The Beloved, page 9
“You too good for me?” came a shrill demand. “You don’t want this, bitch?”
Fucking fantastic. The last thing he needed was Nalla turning around to check out the commotion—
Some stocky muscleman with a duffle bag slung on his shoulder stepped in and became Nate’s human shield against the offense, picking up the ego slack with some soothing hey-baby’s and probably looking to get a blow job out of his efforts. With that handled, Nate got back on the trail, hoping like hell Nalla ghosted out at the next alley so he could get the fuck on with his life.
Nah. She was in no hurry.
But she was conscientious as fuck. The female was careful to stop and check both ways at each block’s intersection, whether it was an alley or a proper road crossing with a traffic light, and this was true even if there weren’t cars coming or a red light halting traffic in favor of pedestrians.
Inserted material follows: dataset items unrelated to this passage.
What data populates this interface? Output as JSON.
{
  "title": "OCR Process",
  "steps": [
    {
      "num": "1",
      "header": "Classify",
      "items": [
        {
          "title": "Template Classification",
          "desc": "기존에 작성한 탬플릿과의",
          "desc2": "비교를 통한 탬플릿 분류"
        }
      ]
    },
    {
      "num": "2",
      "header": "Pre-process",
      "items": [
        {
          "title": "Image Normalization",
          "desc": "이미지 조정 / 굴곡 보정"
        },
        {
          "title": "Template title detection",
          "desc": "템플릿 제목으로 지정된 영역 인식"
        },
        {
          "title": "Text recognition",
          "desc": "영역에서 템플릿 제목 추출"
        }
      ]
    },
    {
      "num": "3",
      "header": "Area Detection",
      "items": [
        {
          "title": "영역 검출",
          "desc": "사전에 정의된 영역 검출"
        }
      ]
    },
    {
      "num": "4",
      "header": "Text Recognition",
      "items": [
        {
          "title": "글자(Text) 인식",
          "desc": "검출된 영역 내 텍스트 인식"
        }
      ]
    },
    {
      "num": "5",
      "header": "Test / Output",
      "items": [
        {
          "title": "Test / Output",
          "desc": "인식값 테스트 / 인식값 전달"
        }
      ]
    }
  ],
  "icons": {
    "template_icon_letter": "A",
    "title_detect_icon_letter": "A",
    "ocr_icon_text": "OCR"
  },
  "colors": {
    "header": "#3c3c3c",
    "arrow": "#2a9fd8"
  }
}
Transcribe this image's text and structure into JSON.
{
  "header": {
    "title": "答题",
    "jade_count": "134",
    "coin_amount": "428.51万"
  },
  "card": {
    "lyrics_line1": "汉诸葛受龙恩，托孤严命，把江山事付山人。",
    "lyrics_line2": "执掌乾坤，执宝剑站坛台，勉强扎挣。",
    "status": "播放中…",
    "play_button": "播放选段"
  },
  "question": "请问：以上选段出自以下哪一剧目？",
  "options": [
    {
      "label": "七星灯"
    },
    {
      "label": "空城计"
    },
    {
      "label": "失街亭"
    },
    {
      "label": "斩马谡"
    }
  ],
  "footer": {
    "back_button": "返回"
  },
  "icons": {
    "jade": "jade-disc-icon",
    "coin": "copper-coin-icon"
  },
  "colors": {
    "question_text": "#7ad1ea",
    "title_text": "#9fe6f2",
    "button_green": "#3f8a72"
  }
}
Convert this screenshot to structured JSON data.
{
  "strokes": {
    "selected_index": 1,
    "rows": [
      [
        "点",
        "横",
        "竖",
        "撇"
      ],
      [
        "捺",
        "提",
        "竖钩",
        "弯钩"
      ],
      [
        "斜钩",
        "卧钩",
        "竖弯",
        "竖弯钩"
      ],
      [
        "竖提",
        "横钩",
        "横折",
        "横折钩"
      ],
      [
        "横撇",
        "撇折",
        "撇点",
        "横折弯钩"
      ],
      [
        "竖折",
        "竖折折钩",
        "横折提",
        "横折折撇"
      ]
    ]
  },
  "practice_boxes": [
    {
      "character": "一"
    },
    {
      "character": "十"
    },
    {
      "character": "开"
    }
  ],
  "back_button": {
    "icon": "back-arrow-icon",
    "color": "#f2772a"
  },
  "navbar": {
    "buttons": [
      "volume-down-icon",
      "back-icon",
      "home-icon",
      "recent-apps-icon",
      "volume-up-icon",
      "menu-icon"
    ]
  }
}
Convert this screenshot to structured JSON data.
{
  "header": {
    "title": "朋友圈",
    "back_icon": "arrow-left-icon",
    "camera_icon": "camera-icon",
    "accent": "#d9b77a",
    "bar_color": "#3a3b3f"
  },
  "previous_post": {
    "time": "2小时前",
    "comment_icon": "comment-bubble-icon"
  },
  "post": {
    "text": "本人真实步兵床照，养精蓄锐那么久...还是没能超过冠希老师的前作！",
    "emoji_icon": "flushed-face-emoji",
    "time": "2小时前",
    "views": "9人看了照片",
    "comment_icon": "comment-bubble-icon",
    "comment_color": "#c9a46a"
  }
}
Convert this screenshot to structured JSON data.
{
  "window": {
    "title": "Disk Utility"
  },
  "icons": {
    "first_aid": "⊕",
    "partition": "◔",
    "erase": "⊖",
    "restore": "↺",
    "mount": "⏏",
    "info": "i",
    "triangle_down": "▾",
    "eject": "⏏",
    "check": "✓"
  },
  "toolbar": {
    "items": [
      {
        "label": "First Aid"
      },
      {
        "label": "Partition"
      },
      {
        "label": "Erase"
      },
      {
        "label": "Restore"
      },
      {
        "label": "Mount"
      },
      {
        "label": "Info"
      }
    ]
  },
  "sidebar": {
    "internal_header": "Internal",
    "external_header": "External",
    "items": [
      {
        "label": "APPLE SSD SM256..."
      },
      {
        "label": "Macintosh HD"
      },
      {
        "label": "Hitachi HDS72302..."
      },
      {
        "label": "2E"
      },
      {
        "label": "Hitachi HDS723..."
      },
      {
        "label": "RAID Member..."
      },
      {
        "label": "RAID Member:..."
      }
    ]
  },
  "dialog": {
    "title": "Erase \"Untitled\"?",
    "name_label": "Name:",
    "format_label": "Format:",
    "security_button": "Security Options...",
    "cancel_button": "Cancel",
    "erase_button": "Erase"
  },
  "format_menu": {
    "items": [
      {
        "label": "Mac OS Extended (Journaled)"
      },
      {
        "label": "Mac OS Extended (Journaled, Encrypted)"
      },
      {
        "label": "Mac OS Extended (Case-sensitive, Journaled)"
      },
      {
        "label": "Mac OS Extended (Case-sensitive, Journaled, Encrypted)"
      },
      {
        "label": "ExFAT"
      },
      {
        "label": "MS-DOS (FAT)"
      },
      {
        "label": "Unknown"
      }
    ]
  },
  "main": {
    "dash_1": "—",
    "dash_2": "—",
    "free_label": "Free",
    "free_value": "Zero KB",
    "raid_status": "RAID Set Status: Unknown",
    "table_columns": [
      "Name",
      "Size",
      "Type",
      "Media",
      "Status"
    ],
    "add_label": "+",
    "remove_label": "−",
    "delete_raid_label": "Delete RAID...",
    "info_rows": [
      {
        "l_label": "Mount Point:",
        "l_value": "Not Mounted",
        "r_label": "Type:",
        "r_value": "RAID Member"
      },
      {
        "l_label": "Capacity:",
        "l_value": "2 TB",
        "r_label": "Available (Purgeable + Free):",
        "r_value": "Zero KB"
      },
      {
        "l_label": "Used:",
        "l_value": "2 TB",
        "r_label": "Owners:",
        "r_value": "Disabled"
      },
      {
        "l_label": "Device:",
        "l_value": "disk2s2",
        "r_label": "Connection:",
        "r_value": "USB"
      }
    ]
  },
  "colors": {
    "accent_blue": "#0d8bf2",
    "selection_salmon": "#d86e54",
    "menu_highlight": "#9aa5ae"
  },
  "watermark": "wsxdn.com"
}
Man… she moved nice. When she was in motion, her stride was good and long, and she kept her head down, the wind blowing around her ponytail. No perfume. She smelled like fabric softener, natural shampoo, and something that was entirely about her.
He told himself he wasn’t breathing in deeply—
An intermittent vibration in his inner pocket tickled his pec four times and then cut the crap. When it immediately started up again, he knew what it was about: His father was calling about the text that the Brother had sent after Shuli had reported their little carousel ride in the Tesla to the powers that be. The cleanup was already underway, but that wasn’t what Murhder wanted to talk about.
Nate let things go to voicemail a second time.
When a third round of ringing started up, he took his phone out—
Not Murhder. His adoptive mom, Sarah.
He halted, his thumb hovering over the screen. Don’t answer it. Donotanswerit—
“Hello,” he said.
There was a silence, like she was surprised. “Ah, Nate? Hi.”
His eyes shot across the street as someone shouted at somebody else.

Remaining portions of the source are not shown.